The inscribed rectangle of ellipse A & # 178; / X & # 178; + B & # 178; / Y & # 178; = 1 has all fixed points on the ellipse. What is the maximum area of the rectangle?

Let point (x, y) be any point of ellipse
x=acosC
Y = bsinc (C is angle, range 0 ~ 2 π)
S (moment) = 4xy = 2absin2c
When C = 4 / π, the maximum s is 2 ab
(the equation of ellipse seems to be written wrong)
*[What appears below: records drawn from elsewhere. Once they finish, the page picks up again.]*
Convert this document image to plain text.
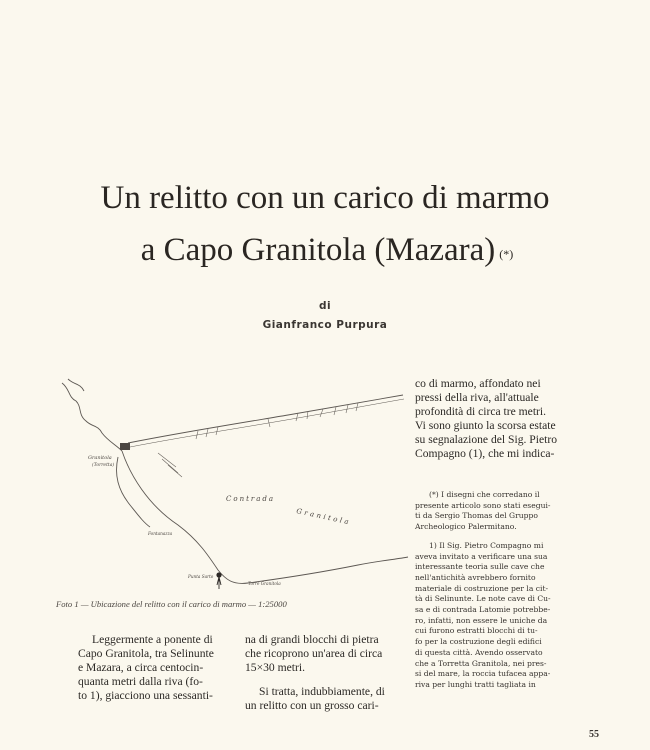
Un relitto con un carico di marmo
a Capo Granitola (Mazara) (*)
di
Gianfranco Purpura
Granitola
(Torretta)
Contrada
Granitola
Fontanazza
Punta Sarto
Torre Granitola
Foto 1 — Ubicazione del relitto con il carico di marmo — 1:25000
co di marmo, affondato nei
pressi della riva, all'attuale
profondità di circa tre metri.
Vi sono giunto la scorsa estate
su segnalazione del Sig. Pietro
Compagno (1), che mi indica-
(*) I disegni che corredano il
presente articolo sono stati esegui-
ti da Sergio Thomas del Gruppo
Archeologico Palermitano.
1) Il Sig. Pietro Compagno mi
aveva invitato a verificare una sua
interessante teoria sulle cave che
nell'antichità avrebbero fornito
materiale di costruzione per la cit-
tà di Selinunte. Le note cave di Cu-
sa e di contrada Latomie potrebbe-
ro, infatti, non essere le uniche da
cui furono estratti blocchi di tu-
fo per la costruzione degli edifici
di questa città. Avendo osservato
che a Torretta Granitola, nei pres-
si del mare, la roccia tufacea appa-
riva per lunghi tratti tagliata in
Leggermente a ponente di
Capo Granitola, tra Selinunte
e Mazara, a circa centocin-
quanta metri dalla riva (fo-
to 1), giacciono una sessanti-
na di grandi blocchi di pietra
che ricoprono un'area di circa
15×30 metri.
Si tratta, indubbiamente, di
un relitto con un grosso cari-
55
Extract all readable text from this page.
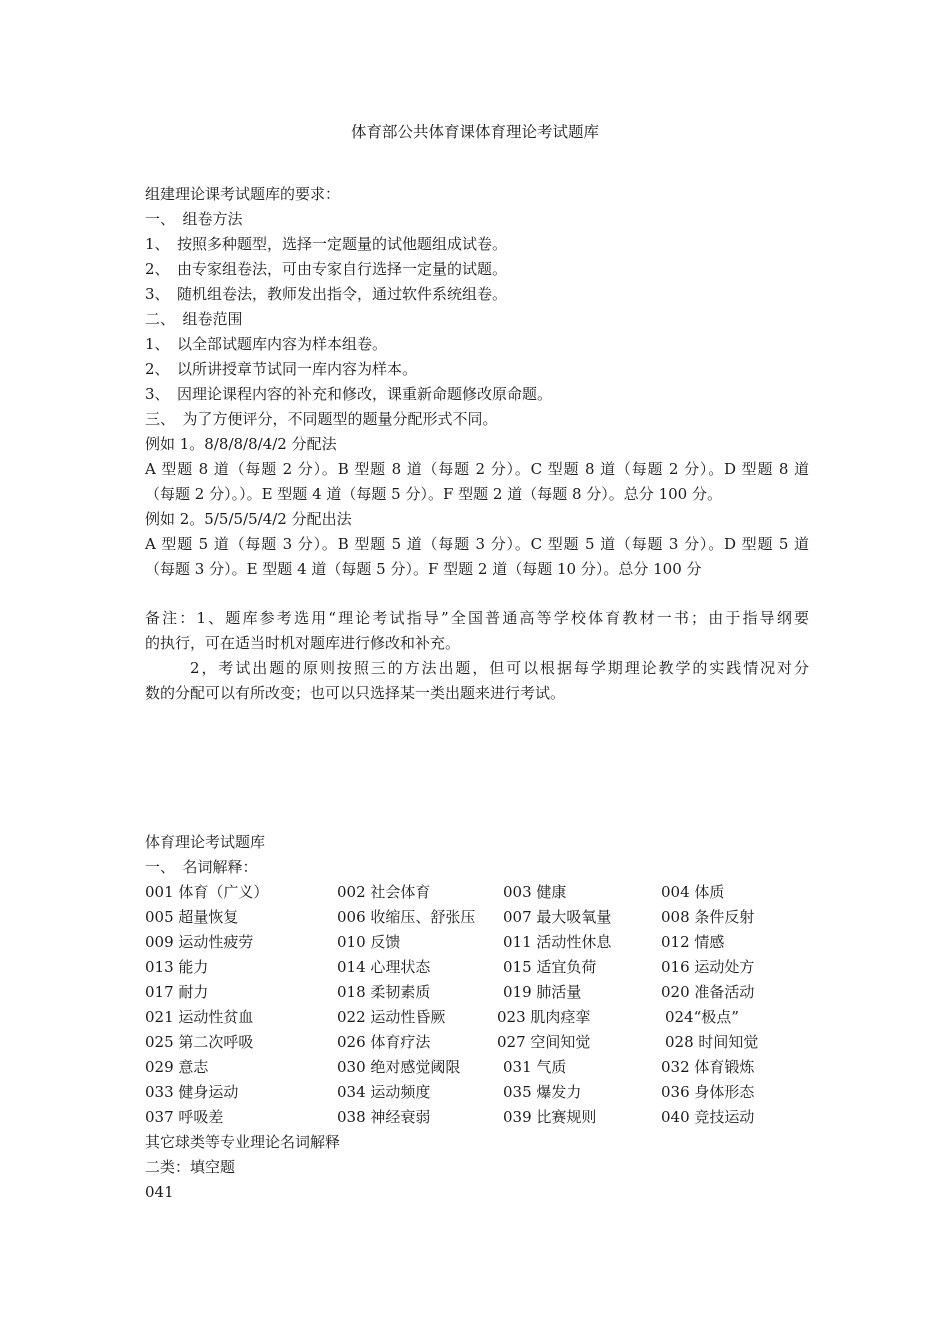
体育部公共体育课体育理论考试题库
组建理论课考试题库的要求：
一、　组卷方法
1、　按照多种题型，选择一定题量的试他题组成试卷。
2、　由专家组卷法，可由专家自行选择一定量的试题。
3、　随机组卷法，教师发出指令，通过软件系统组卷。
二、　组卷范围
1、　以全部试题库内容为样本组卷。
2、　以所讲授章节试同一库内容为样本。
3、　因理论课程内容的补充和修改，课重新命题修改原命题。
三、　为了方便评分，不同题型的题量分配形式不同。
例如 1。8/8/8/8/4/2 分配法
A 型题 8 道（每题 2 分）。B 型题 8 道（每题 2 分）。C 型题 8 道（每题 2 分）。D 型题 8 道
（每题 2 分）。）。E 型题 4 道（每题 5 分）。F 型题 2 道（每题 8 分）。总分 100 分。
例如 2。5/5/5/5/4/2 分配出法
A 型题 5 道（每题 3 分）。B 型题 5 道（每题 3 分）。C 型题 5 道（每题 3 分）。D 型题 5 道
（每题 3 分）。E 型题 4 道（每题 5 分）。F 型题 2 道（每题 10 分）。总分 100 分
备注：1、题库参考选用“理论考试指导”全国普通高等学校体育教材一书；由于指导纲要
的执行，可在适当时机对题库进行修改和补充。
2，考试出题的原则按照三的方法出题，但可以根据每学期理论教学的实践情况对分
数的分配可以有所改变；也可以只选择某一类出题来进行考试。
体育理论考试题库
一、　名词解释：
001 体育（广义）	002 社会体育	003 健康	004 体质
005 超量恢复	006 收缩压、舒张压 007 最大吸氧量	008 条件反射
009 运动性疲劳	010 反馈	011 活动性休息	012 情感
013 能力	014 心理状态	015 适宜负荷	016 运动处方
017 耐力	018 柔韧素质	019 肺活量	020 准备活动
021 运动性贫血	022 运动性昏厥	023 肌肉痉挛	024“极点”
025 第二次呼吸	026 体育疗法	027 空间知觉	028 时间知觉
029 意志	030 绝对感觉阈限	031 气质	032 体育锻炼
033 健身运动	034 运动频度	035 爆发力	036 身体形态
037 呼吸差	038 神经衰弱	039 比赛规则	040 竞技运动
其它球类等专业理论名词解释
二类：填空题
041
The equation of the line where one side ab of the square ABCD is located is X-Y + 4 = 0, and the vertices C and D are on the parabola y2 = x, so we can find the area of the square ABCD

Let CD equation y = x + m be substituted into y2 = X
x2+(2m-1)x+m2=0
x1+x2=1-2m
x1x2=m^2
|CD|=√2√(1-4m)
The distance between Cd and ab = | 4-m | / √ 2
So √ 2 √ (1-4m) = | 4-m | / √ 2
We get M1 = - 2, M2 = - 6
So the side length is 6 / √ 2 and the area is 18
Or the side length is 10 / √ 2 and the area is 50

In square ABCD, one edge AB is on the straight line y = x + 4, and the other two vertices C and D are on the parabola y2 = X

Let the equation of the straight line where CD is located be y = x + T, ∵ y = x + Ty2 = X. by eliminating y, X2 + (2t-1) x + T2 = 0, ∵ CD | = 2 [(1-2T) 2-4t2] = 2 (1-4t), and the distance between AB and CD is | ad | = | T-4 | 2, ∵ ad | = | CD |, | t = - 2 or - 6, so that the side length is 32 or 52. Area S1 = (32) 2 = 18, S2 = (52

The inscribed rectangle of ellipse A & # 178; / X & # 178; + B & # 178; / Y & # 178; = 1 has all fixed points on the ellipse. What is the maximum area of the rectangle?